3.3 Natuurpuntensysteem

Het Natuurpuntensysteem (Sijtsma et al., 2009; PBL, 2014) is een innovatieve benadering die is ontwikkeld door het Planbureau voor de Leefomgeving (PBL) en het Centraal Planbureau (CPB). Deze is specifiek ontwikkeld ten behoeve van Maatschappelijke Kosten-Baten Analyses (MKBAs), en heeft als doel om de impact van projecten of beleid op de natuurwaarde in meetbare eenheden om te zetten, om zo een evenwichtige afweging tussen ecologische, economische en sociale belangen te bevorderen. Het Natuurpuntensysteem biedt een uniforme, objectieve maatstaf om de natuurkwaliteit van een gebied te beoordelen vóór, tijdens en na projecten, en speelt een cruciale rol in zowel monitoring als planvorming door het verwachte effect van toekomstige ontwikkelingen in kaart te brengen. Het heeft een breed scala aan toepassingen, waaronder het creëren van draagvlak bij belanghebbenden, milieueffectrapportages, aanbestedingen, ‘habitatbanking’ en kosten-batenanalyses. Dit systeem is ontwikkeld om de natuurinclusieve benadering in de praktijk te ondersteunen en is gebaseerd op wetenschappelijke principes en praktijkervaringen.

3.3.1 Methode

Het Natuurpuntensysteem is gebaseerd op een relatief eenvoudig berekeningsprincipe:

Natuurpunten = oppervlakte x kwaliteit x weegfactor.

Dit berekeningsprincipe wordt toegepast op relatief homogene gebiedseenheden die worden geïdentificeerd op basis van een natuurtypologie. In eerste instantie werd hierbij gebruik gemaakt van het Handboek Natuurdoeltypen (Bal et al., 1995), en tegenwoordig de natuurbeheertypen uit de Index Natuur en Landschap/ Subsidiestelsel Natuur en Landschap indeling (BIJ12, 2021b). Aan elk natuurtype worden referentielijsten van kenmerkende soorten gekoppeld. Voor elk natuurtype worden de volgende factoren bepaald:

  • Oppervlakte: De gemeten of berekende oppervlakte van de natuurtype-eenheid in hectare.
  • Kwaliteit: Het percentage van het aantal referentielijstsoorten dat aanwezig is in de huidige situatie of in de toekomstige situatie verwacht, gemiddeld over minimaal 3 kenmerkende soortengroepen. Naast planten en vogels worden terrestrische ecosystemen aangevuld met vlinders en natte ecosystemen aangevuld met soortgroepen vanuit de KRW, zoals macrofauna, bodemdieren, vissen en zoogdieren.
  • Weegfactor: Een (door het PBL bepaalde) factor gebaseerd op (inter)nationale zeldzaamheid en trend van soorten.

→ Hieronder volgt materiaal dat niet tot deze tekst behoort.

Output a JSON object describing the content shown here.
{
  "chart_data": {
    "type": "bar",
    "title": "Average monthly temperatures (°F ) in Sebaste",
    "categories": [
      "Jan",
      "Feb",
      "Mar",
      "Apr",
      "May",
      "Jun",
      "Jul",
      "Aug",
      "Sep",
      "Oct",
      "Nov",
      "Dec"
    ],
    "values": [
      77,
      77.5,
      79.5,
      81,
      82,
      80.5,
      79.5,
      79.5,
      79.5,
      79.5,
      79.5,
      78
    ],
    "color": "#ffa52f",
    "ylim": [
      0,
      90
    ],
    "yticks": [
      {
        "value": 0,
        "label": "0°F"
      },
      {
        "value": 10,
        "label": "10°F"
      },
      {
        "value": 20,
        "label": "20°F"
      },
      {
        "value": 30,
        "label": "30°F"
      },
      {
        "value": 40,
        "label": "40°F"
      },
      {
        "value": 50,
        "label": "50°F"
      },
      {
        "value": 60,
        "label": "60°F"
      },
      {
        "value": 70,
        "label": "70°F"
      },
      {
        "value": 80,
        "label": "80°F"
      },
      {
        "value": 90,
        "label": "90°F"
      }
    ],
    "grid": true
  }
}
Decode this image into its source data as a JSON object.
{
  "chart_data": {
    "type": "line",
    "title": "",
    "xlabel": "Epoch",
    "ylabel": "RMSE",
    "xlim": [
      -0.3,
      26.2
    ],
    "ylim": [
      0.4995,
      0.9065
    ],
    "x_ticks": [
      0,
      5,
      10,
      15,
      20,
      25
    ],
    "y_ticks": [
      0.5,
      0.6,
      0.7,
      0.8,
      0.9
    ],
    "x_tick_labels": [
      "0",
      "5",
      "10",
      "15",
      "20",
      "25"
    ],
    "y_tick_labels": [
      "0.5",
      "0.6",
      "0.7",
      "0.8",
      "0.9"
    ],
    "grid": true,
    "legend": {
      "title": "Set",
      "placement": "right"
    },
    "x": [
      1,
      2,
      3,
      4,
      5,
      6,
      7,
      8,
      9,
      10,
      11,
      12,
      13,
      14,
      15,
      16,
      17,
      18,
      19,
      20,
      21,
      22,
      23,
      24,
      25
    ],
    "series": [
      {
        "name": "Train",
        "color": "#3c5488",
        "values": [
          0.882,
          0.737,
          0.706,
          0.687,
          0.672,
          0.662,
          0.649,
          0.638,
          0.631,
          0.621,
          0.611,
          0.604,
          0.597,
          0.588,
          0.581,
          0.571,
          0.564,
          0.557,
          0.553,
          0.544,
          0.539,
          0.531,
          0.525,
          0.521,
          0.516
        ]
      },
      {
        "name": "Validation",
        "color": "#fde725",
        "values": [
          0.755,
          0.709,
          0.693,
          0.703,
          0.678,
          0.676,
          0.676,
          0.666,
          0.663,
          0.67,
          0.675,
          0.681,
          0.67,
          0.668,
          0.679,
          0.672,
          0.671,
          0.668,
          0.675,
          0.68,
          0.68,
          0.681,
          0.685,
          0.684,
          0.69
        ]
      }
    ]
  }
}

Het totale aantal natuurpunten voor een project of gebied wordt vervolgens berekend door de natuurpunten van de verschillende natuurtypen in de huidige of toekomstige situatie op te tellen.

3.3.2 Presentatie

Het Natuurpuntensysteem kan worden gebruikt om stakeholders te informeren, milieueffectenrapportages te ondersteunen en besluitvorming te ondersteunen bij aanbestedingen en gebiedsontwikkeling. Tabel 3.2 geeft een illustratief voorbeeld van de berekening op basis van oppervlak, kwaliteit en weegfactor vanuit de context van planvorming.

Tabel 3.2

Tabel 3.2. Berekening van de natuurpunten voor een fictief voorbeeld waarbij een stukje uiterwaard in gebruik als agrarisch grasland wordt omgezet in een nevengeul en natuurgebied. Aangepast naar van Gaalen en al., (2014), hun tabellen 8.1. en 8.2. Uitgedrukt in natuurpunten verviervoudigd de natuurkwaliteit door deze maatregel.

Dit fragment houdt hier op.